HB 1005: Income Tax for Farmers

...so what about the rest of us?

HB 1005 is the South Dakota income tax bill I've been waiting for. The two things I don't like about it:
  1. Getting rid of the 150% rule is nuts: again, why should my taxes be affected by my neighbor's ability to get an exorbitant price for his land?
  2. It only applies to ag land and not everybody's property, ag, commercial, and residential.
Otherwise, HB 1005 rocks. It follows the intent of my old argument in favor of replacing property tax (and any other tax we can offset) with income tax. Instead of making farmers pay taxes based on how much someone else might pay to buy the land to build a strip of McMansions or an ethanol plant or who knows what else, HB 1005 bases taxes on the productive value of the land -- in other words, on the income a farmer can make on that land.

Now the bill's authors, including primary sponsor Rep.

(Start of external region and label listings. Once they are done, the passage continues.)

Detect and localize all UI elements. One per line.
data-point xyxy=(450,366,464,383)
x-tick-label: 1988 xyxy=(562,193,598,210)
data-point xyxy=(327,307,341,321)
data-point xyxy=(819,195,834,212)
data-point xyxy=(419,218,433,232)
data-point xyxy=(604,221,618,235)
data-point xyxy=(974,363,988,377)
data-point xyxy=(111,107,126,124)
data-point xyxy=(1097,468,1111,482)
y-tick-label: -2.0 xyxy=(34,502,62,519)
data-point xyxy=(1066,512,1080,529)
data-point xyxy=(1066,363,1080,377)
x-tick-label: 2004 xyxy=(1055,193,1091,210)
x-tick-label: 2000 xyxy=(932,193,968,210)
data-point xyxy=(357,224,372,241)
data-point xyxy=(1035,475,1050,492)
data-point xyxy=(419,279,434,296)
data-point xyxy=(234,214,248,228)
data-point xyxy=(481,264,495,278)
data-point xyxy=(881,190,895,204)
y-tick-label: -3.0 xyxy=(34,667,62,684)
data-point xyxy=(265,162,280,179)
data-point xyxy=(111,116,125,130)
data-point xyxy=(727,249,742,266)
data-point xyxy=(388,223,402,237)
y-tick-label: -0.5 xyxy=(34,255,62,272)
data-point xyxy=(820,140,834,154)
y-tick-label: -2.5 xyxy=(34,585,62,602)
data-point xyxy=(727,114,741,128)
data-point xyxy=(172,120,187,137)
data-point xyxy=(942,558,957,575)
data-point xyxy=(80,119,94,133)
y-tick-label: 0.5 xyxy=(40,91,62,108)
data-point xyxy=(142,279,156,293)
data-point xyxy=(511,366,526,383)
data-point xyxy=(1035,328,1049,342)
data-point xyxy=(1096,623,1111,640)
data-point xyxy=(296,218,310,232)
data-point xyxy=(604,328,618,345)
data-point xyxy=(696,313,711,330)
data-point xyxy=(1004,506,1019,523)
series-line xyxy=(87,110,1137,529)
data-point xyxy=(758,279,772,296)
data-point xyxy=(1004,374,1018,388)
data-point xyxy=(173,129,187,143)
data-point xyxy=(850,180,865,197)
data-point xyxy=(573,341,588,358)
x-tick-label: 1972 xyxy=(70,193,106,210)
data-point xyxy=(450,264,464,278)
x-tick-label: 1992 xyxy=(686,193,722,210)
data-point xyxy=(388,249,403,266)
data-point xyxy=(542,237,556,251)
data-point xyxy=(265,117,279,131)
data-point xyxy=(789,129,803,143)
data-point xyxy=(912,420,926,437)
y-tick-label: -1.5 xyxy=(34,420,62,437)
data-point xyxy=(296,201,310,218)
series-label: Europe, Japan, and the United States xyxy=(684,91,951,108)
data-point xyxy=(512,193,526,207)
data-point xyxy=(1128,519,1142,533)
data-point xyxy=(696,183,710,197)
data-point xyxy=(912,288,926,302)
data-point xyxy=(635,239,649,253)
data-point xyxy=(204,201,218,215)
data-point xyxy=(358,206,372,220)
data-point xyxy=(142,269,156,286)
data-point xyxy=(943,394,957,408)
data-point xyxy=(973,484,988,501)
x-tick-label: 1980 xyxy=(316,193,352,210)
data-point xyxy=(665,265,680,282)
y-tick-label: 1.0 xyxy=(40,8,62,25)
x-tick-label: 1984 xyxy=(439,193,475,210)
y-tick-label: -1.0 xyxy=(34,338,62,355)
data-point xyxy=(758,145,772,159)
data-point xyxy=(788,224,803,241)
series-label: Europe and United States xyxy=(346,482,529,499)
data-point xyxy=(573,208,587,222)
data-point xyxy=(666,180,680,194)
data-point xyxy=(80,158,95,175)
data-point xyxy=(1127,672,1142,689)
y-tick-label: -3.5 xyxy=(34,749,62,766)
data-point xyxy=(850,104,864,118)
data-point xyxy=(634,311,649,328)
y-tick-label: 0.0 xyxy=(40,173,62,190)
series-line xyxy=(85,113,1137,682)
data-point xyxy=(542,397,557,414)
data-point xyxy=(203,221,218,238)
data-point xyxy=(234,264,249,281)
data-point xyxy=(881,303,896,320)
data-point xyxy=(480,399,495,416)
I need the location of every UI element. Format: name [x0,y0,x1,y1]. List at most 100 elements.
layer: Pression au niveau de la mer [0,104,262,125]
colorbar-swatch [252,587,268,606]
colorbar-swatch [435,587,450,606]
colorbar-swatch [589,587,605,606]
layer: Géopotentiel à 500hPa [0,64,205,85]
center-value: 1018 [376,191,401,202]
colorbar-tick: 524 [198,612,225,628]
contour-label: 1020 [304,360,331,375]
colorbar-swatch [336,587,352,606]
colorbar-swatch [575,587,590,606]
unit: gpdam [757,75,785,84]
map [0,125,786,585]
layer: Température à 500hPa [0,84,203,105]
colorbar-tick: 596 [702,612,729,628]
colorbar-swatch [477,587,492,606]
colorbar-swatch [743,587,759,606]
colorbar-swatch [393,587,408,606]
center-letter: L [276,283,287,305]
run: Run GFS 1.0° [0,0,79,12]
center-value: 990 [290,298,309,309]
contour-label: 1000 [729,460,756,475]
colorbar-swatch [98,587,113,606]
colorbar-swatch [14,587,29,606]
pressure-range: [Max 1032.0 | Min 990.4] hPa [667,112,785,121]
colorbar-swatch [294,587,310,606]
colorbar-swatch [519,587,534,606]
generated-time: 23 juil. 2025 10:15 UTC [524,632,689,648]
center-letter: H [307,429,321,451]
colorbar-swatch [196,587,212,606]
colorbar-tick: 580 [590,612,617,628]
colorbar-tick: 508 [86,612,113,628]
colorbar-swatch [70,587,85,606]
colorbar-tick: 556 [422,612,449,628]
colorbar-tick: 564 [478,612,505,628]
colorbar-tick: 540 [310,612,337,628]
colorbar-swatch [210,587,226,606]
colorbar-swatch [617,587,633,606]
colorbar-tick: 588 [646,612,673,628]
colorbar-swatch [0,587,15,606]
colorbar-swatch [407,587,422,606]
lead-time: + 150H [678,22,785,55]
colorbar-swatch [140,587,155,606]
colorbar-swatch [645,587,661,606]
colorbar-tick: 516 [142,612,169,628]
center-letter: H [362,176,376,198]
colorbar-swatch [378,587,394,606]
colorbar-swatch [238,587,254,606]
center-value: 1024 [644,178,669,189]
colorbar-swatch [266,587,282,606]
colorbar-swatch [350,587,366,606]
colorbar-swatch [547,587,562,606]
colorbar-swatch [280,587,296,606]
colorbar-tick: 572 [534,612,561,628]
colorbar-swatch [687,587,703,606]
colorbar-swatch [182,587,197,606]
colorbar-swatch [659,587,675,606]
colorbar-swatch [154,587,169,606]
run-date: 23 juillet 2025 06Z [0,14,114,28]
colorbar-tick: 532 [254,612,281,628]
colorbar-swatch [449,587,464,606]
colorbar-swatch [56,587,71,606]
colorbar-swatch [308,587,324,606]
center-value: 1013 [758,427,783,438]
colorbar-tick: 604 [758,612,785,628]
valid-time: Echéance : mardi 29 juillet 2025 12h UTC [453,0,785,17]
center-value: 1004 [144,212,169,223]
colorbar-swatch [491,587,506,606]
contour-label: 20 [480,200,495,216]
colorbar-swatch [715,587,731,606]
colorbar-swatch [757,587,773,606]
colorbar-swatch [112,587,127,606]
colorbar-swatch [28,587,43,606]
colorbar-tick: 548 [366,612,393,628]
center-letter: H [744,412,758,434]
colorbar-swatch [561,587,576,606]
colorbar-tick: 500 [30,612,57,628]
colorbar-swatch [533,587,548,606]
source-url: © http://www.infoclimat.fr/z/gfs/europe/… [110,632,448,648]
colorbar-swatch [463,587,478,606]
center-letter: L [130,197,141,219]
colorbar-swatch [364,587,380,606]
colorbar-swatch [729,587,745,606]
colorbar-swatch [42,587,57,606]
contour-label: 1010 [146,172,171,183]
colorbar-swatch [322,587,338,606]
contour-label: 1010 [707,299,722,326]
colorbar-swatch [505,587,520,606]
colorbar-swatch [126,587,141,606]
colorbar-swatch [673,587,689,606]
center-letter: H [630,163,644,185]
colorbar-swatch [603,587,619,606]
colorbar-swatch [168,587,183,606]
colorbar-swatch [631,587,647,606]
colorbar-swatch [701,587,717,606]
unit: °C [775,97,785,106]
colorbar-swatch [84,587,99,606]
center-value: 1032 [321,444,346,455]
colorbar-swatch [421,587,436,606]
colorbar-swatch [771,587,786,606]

Larry Rhoden (R-29/Union Center), go through all sorts of contortions to keep this from being a straight income tax. The productivity tax would employ a raft of experts from South Dakota State University and, if necessary, the South Dakota Agricultural Statistics Service to create a database of productivity values for all the ag land in the state. The SDSU economics department would then make recommendations each year what factors to use in calculating the productive value of the land. The productivity tax would replace the conventional assessment in 2010 (for taxes payable in 2011) and be based on the data from 2001 through 2008, with two years, the years of maximum and minimum income, thrown out. The database would then be updated each year and calculations based on the eight most recent years for which data is available.

Now this formula sounds like spreadsheet heaven to me. But with all due respect to the experts at SDSU and the legal wizzes writing this bill, wouldn't it be easier (and cheaper) to just say, "How much did you make? O.K., send us 7%."

But either way, as I've argued before, this productivity formula should be the basis for everyone's taxes. If we want to be all complicated about it, fine. Car dealers: let's have the SDSU economists add up the revenue-generating capacity of all the new and used car lots in the state, factor out the outlying data points, and tax them based on how much money they could be making selling and serving cars. Homes: figure out how much folks could make raising vegetables in their garden, telecommuting, babysitting, whatever prodcutive uses their homes could be put to, and tax them accordingly. Fancy second homes on the lake: calculate how much income could be generated from renting such places out to tourists (there's a revenue booster!)

Or, let's just keep it simple. Tax our actual income.

Property tax made sense in the old days -- the really old days, when property tax was really just the most convenient form of income tax. Almost everyone's wealth came directly from the amount of land they held and the crops or livestock they raised or other goods they produced on that land. But now most people don't create anything of tangible economic value on their own property; their land is just where they eat and sleep and have fun with their kids before heading to the plant or the office. And our taxpaying ability -- our wealth -- is much more clearly, objectively defined by a single number on a tax return or bank statement than it is by one county assessor's arbitrary guess as to how much our houses might sell for.

HB 1005 is a step toward recognizing this reality. HB 1005 is an income tax. It's not a direct income tax; it's still piled with statistical wizardry that will require several eggheads to compile and explain. But HB 1005 returns us to the principle that property tax was based on in the first place, that we should pay taxes based on what we produce.